Ohio Child Support Deviation Factors
Ohio still treats the guideline amount as the presumptive starting point. A court can depart from that amount, but the code still requires a real statutory basis and written findings.
Use This With Other Ohio Tools
Support pages should route back into the core Ohio calculators and legal explainers.
What deviation means in Ohio
Section 3119.22 says the court may deviate only after considering the factors in section 3119.23 and determining that the amount produced by the schedule and worksheet would be unjust or inappropriate and not in the child’s best interest.
- Written findings still matter. If the court deviates, it must record the guideline amount, its determination, and findings supporting the departure.
- Section 3119.23 still governs the factor list. Ohio keeps the deviation analysis tied to codified factors rather than free-form fairness arguments.
- Parenting time has its own current rule. Section 3119.231 still requires the court to consider a deviation when court-ordered parenting time exceeds ninety overnights per year.
- Higher-overnght cases need extra explanation.
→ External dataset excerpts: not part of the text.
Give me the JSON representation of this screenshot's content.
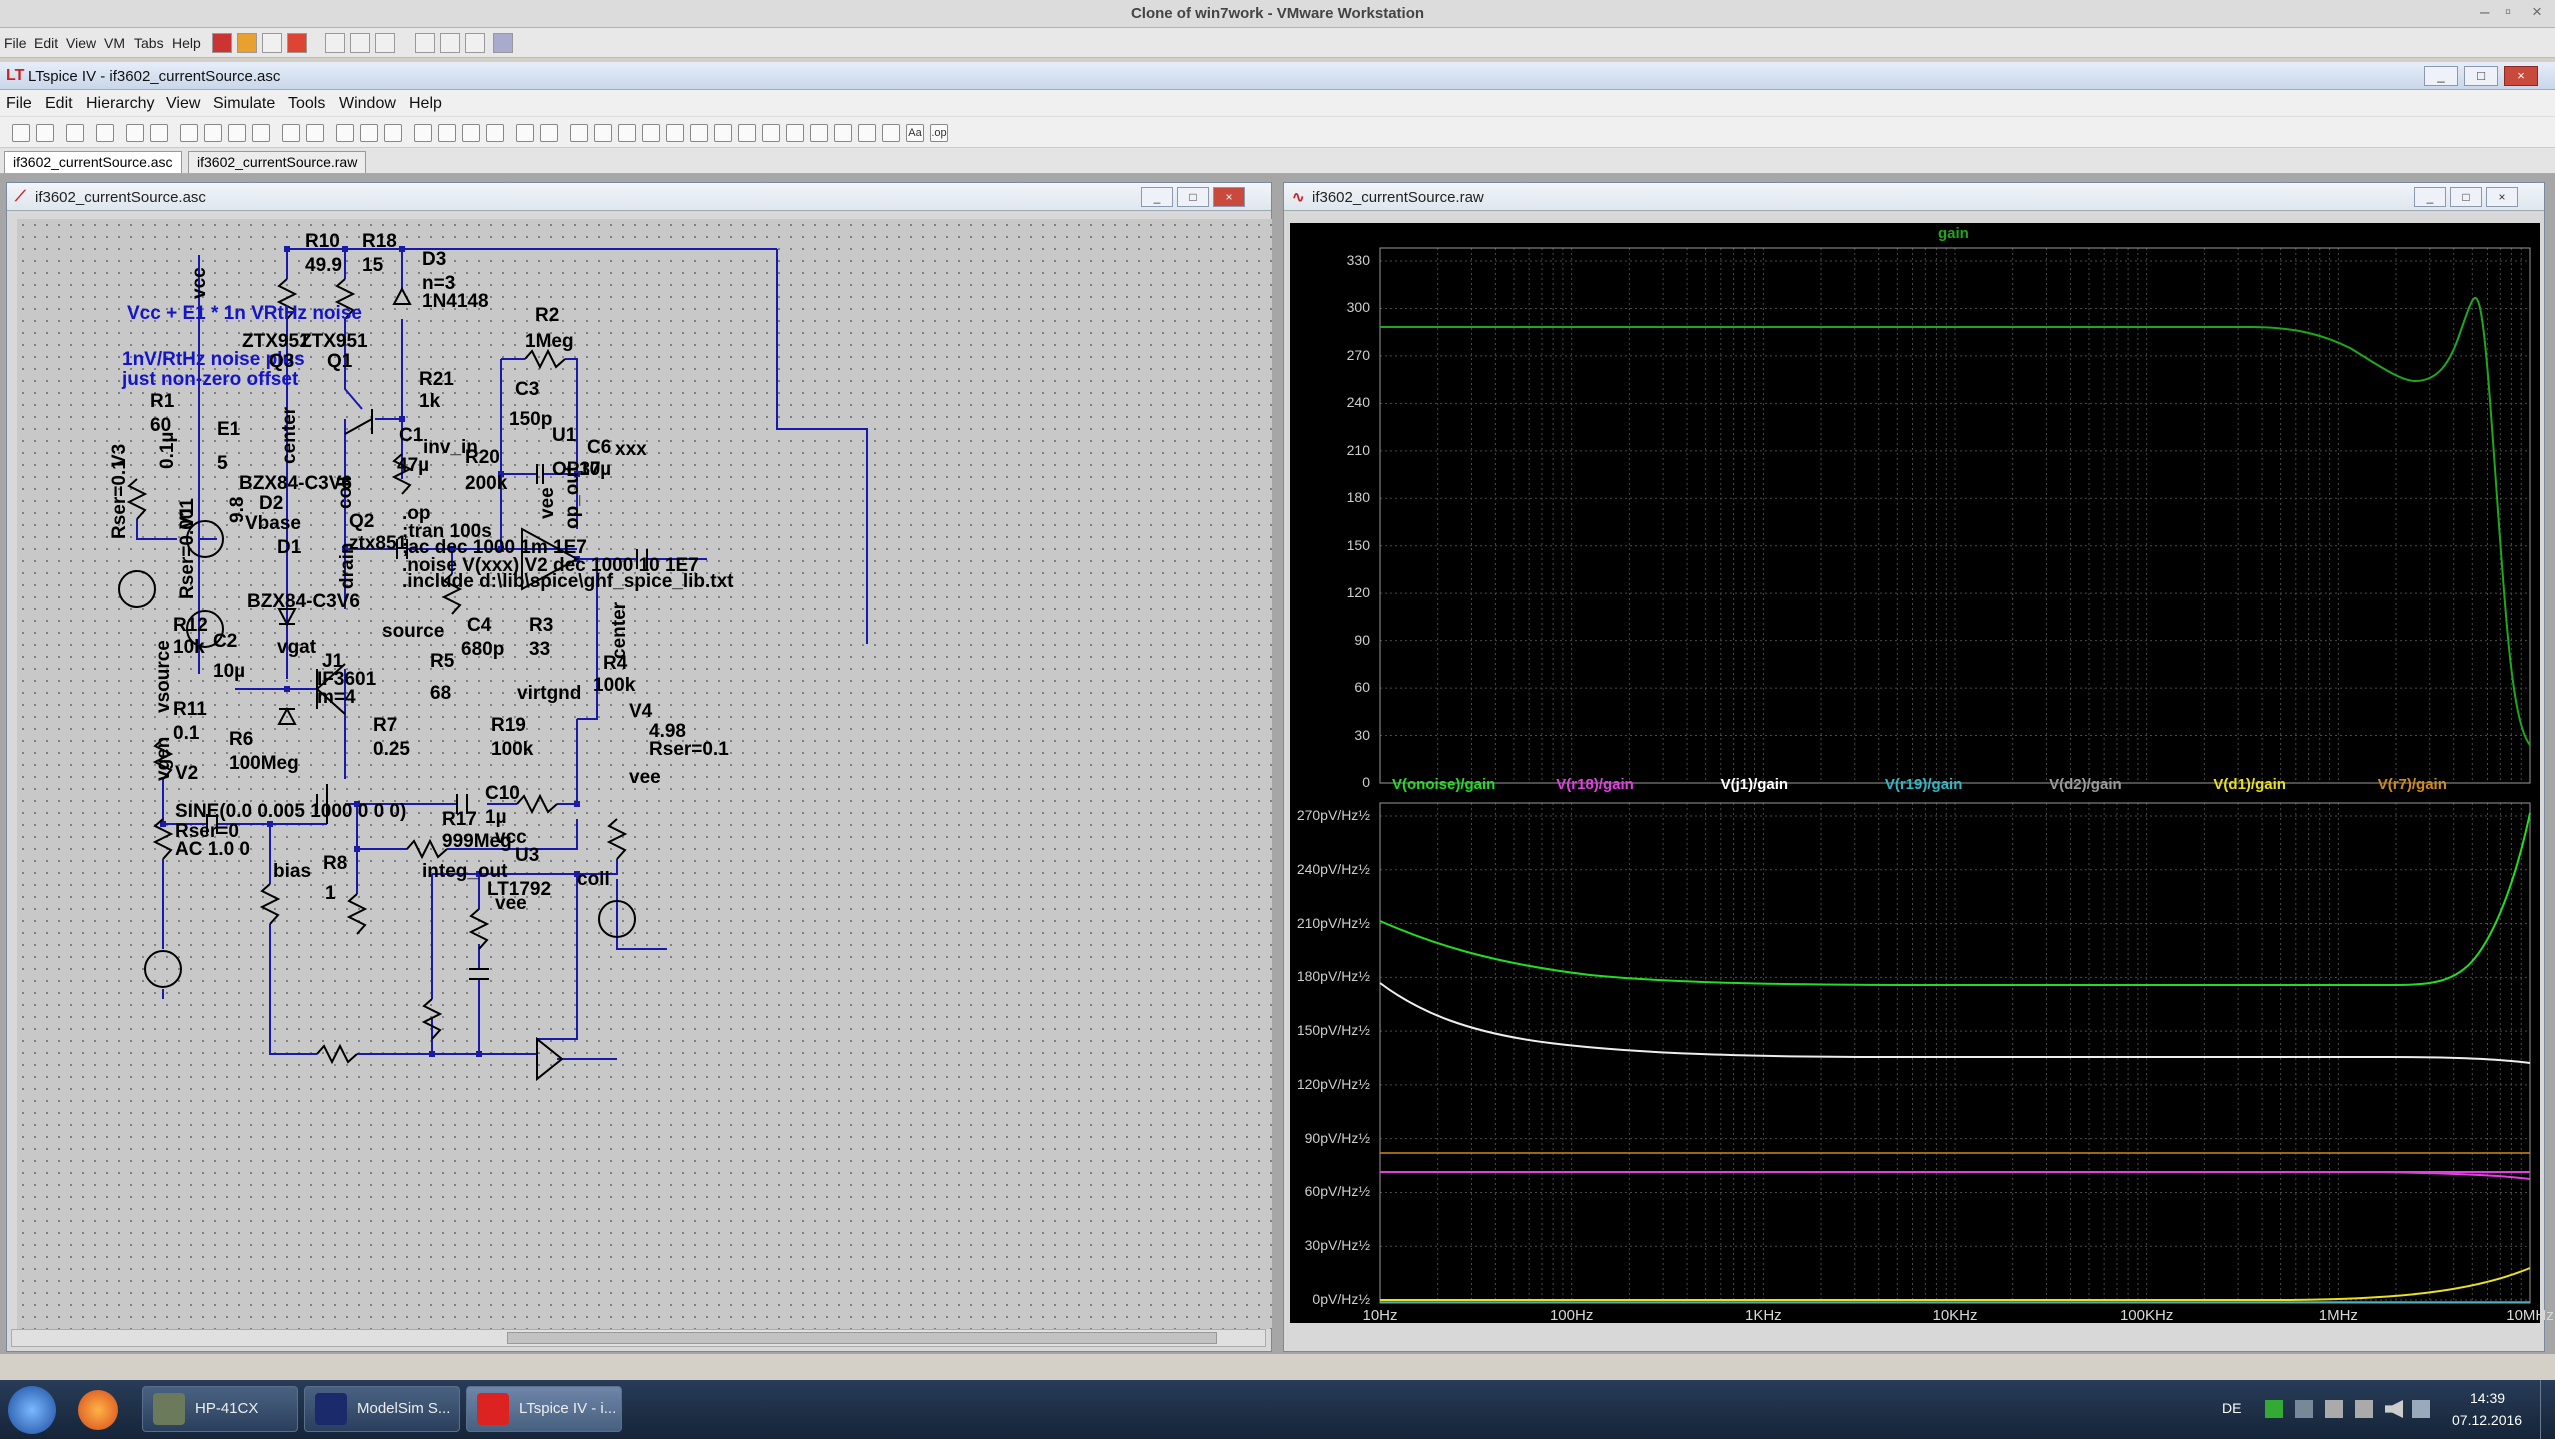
{
  "vmware": {
    "title": "Clone of win7work - VMware Workstation",
    "menu": [
      "File",
      "Edit",
      "View",
      "VM",
      "Tabs",
      "Help"
    ]
  },
  "ltspice": {
    "title": "LTspice IV - if3602_currentSource.asc",
    "menu": [
      "File",
      "Edit",
      "Hierarchy",
      "View",
      "Simulate",
      "Tools",
      "Window",
      "Help"
    ],
    "tabs": [
      "if3602_currentSource.asc",
      "if3602_currentSource.raw"
    ]
  },
  "schematic_window": {
    "title": "if3602_currentSource.asc",
    "labels": {
      "vcc_top": "vcc",
      "vcc_noise": "Vcc + E1 * 1n VRtHz noise",
      "noise1": "1nV/RtHz noise plus",
      "noise2": "just non-zero offset",
      "r10": "R10",
      "r10v": "49.9",
      "r18": "R18",
      "r18v": "15",
      "d3": "D3",
      "d3n": "n=3",
      "d3v": "1N4148",
      "r2": "R2",
      "r2v": "1Meg",
      "ztx1": "ZTX951",
      "ztx2": "ZTX951",
      "q3": "Q3",
      "q1": "Q1",
      "r21": "R21",
      "r21v": "1k",
      "c3": "C3",
      "c3v": "150p",
      "r1": "R1",
      "r1v": "60",
      "e1": "E1",
      "e1v": "5",
      "center": "center",
      "c1": "C1",
      "c1v": "47µ",
      "inv_in": "inv_in",
      "u1": "U1",
      "c6": "C6",
      "c6v": "10µ",
      "xxx": "xxx",
      "v3": "V3",
      "v3v": "0.1µ",
      "r20": "R20",
      "r20v": "200k",
      "op37": "OP37",
      "rser01": "Rser=0.1",
      "bzx1": "BZX84-C3V6",
      "d2": "D2",
      "coll": "coll",
      "vee1": "vee",
      "op_out": "op_out",
      "v1": "V1",
      "v1v": "9.8",
      "vbase": "Vbase",
      "q2": "Q2",
      "ztx851": "ztx851",
      "d1": "D1",
      "rser0001": "Rser=0.001",
      "dot_op": ".op",
      "dot_tran": ";tran 100s",
      "dot_ac": ";ac dec 1000 1m 1E7",
      "dot_noise": ".noise V(xxx) V2 dec 1000 10 1E7",
      "dot_inc": ".include d:\\lib\\spice\\ghf_spice_lib.txt",
      "drain": "drain",
      "bzx2": "BZX84-C3V6",
      "r12": "R12",
      "r12v": "10k",
      "c2": "C2",
      "c2v": "10µ",
      "vgat": "vgat",
      "source": "source",
      "c4": "C4",
      "c4v": "680p",
      "r3": "R3",
      "r3v": "33",
      "j1": "J1",
      "if3601": "IF3601",
      "m4": "m=4",
      "r5": "R5",
      "r5v": "68",
      "center2": "center",
      "r4": "R4",
      "r4v": "100k",
      "vsource": "vsource",
      "r11": "R11",
      "r11v": "0.1",
      "r6": "R6",
      "r6v": "100Meg",
      "virtgnd": "virtgnd",
      "v4": "V4",
      "v4v": "4.98",
      "v4r": "Rser=0.1",
      "r7": "R7",
      "r7v": "0.25",
      "r19": "R19",
      "r19v": "100k",
      "vgen": "vgen",
      "v2": "V2",
      "vee2": "vee",
      "c10": "C10",
      "c10v": "1µ",
      "sine": "SINE(0.0 0.005 1000 0 0 0)",
      "rser0": "Rser=0",
      "ac": "AC 1.0 0",
      "r17": "R17",
      "r17v": "999Meg",
      "vcc2": "vcc",
      "bias": "bias",
      "r8": "R8",
      "r8v": "1",
      "integ_out": "integ_out",
      "u3": "U3",
      "coll2": "coll",
      "lt1792": "LT1792",
      "vee3": "vee"
    }
  },
  "waveform_window": {
    "title": "if3602_currentSource.raw",
    "top_trace": "gain",
    "top_yticks": [
      "330",
      "300",
      "270",
      "240",
      "210",
      "180",
      "150",
      "120",
      "90",
      "60",
      "30",
      "0"
    ],
    "legend": [
      {
        "label": "V(onoise)/gain",
        "color": "#22dd22"
      },
      {
        "label": "V(r18)/gain",
        "color": "#e23fe2"
      },
      {
        "label": "V(j1)/gain",
        "color": "#ffffff"
      },
      {
        "label": "V(r19)/gain",
        "color": "#2fb8c8"
      },
      {
        "label": "V(d2)/gain",
        "color": "#9a9a9a"
      },
      {
        "label": "V(d1)/gain",
        "color": "#e8e020"
      },
      {
        "label": "V(r7)/gain",
        "color": "#d08a20"
      }
    ],
    "bottom_yticks": [
      "270pV/Hz½",
      "240pV/Hz½",
      "210pV/Hz½",
      "180pV/Hz½",
      "150pV/Hz½",
      "120pV/Hz½",
      "90pV/Hz½",
      "60pV/Hz½",
      "30pV/Hz½",
      "0pV/Hz½"
    ],
    "xticks": [
      "10Hz",
      "100Hz",
      "1KHz",
      "10KHz",
      "100KHz",
      "1MHz",
      "10MHz"
    ]
  },
  "taskbar": {
    "items": [
      "HP-41CX",
      "ModelSim S...",
      "LTspice IV - i..."
    ],
    "lang": "DE",
    "time": "14:39",
    "date": "07.12.2016"
  }
}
If parenting time reaches 147 overnights and no deviation is granted, the court must specify the facts supporting that choice.
Good practical use of this page
Start with the standard Ohio worksheet. If the result seems wrong for reasons tied to actual statutory factors, then organize the case for a deviation.
Common mistake to avoid
Do not treat deviation as a general equity speech. Ohio still expects the court to begin with the worksheet amount and justify any different result on the record.